Seth and the other caretakers enter the original Fablehaven manor, which was abandoned after the caretaker of that time and his family were killed by a mysterious being, with Patton Burgess being the only survivor. After entering the manor, a mysterious woman made up of darkness turns everyone but Seth into shadows, but Seth finds the Chronometer, the artifact that Patton had stolen from Lost Mesa, and accidentally brings Patton forward in time for three days. With Patton's help, Seth escapes.

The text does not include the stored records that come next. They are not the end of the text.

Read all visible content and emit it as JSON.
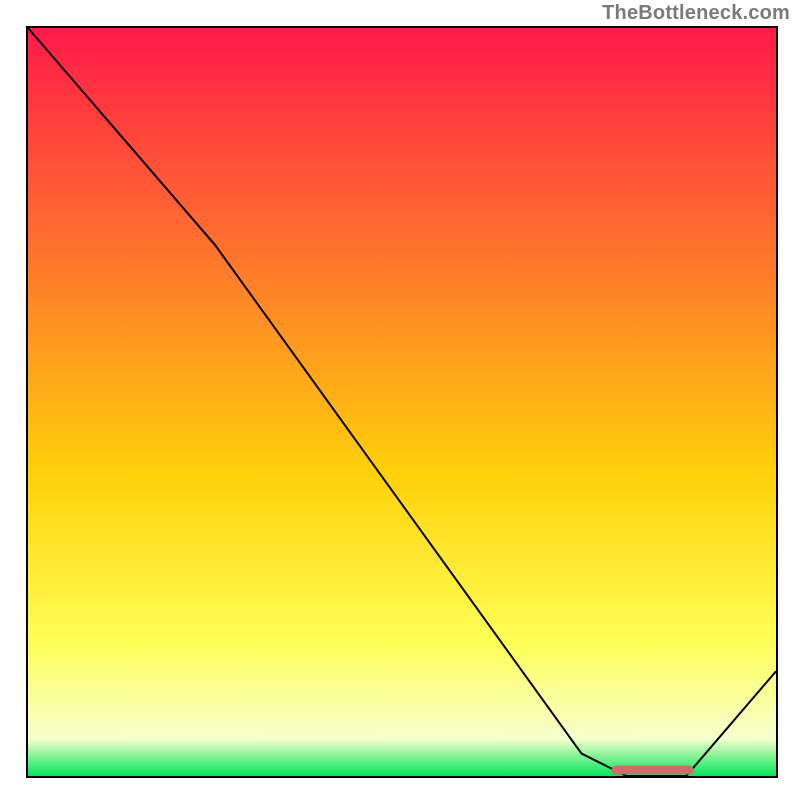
{
  "attribution": "TheBottleneck.com",
  "colors": {
    "grad_top": "#ff1a49",
    "grad_upper_mid": "#ff7a2a",
    "grad_mid": "#ffd20a",
    "grad_lower_mid": "#ffff55",
    "grad_pale": "#f7ffce",
    "grad_bottom": "#00e85a",
    "curve": "#000000",
    "marker": "#d46a6a"
  },
  "chart_data": {
    "type": "line",
    "title": "",
    "xlabel": "",
    "ylabel": "",
    "xlim": [
      0,
      100
    ],
    "ylim": [
      0,
      100
    ],
    "series": [
      {
        "name": "bottleneck-curve",
        "x": [
          0,
          25,
          74,
          80,
          88,
          100
        ],
        "values": [
          100,
          71,
          3,
          0,
          0,
          14
        ]
      }
    ],
    "marker": {
      "name": "optimal-range",
      "x_start": 78,
      "x_end": 89,
      "y": 0.5
    }
  }
}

Returning from Lost Mesa, Kendra learns that Warren, Grandpa, Grandma, Dale, Tanu, and Coulter have been turned into shadows, visible only to Seth but retaining their goodness. Patton tells Seth and Kendra that the woman who attacked Seth at the manor and caused the plague is a fallen hamadryad named Ephira who became mortal and went to Kurisock, a powerful demon, to help her regain her immortality. Patton, Kendra and Seth recruit the remaining light creatures, who have taken refuge at the naiads' pool, to help them take down the dark ones and restore the preserve. Lena also leaves the naiads and becomes human again in order to be with Patton. Kendra visits the Fairy Queen's shrine for help, and the Queen creates a stone that can stop the plague, destroying the shrine in the process. With the help of the light creatures, Patton, Seth and Kendra battle to Kurisock's lair where Lena gives her life to destroy Kurisock, Ephira, and the plague.

After the plague is stopped, Dougan comes to escort Kendra and Seth home. He also shares that the Sphinx is a traitor, confirming Vanessa's earlier suspicions.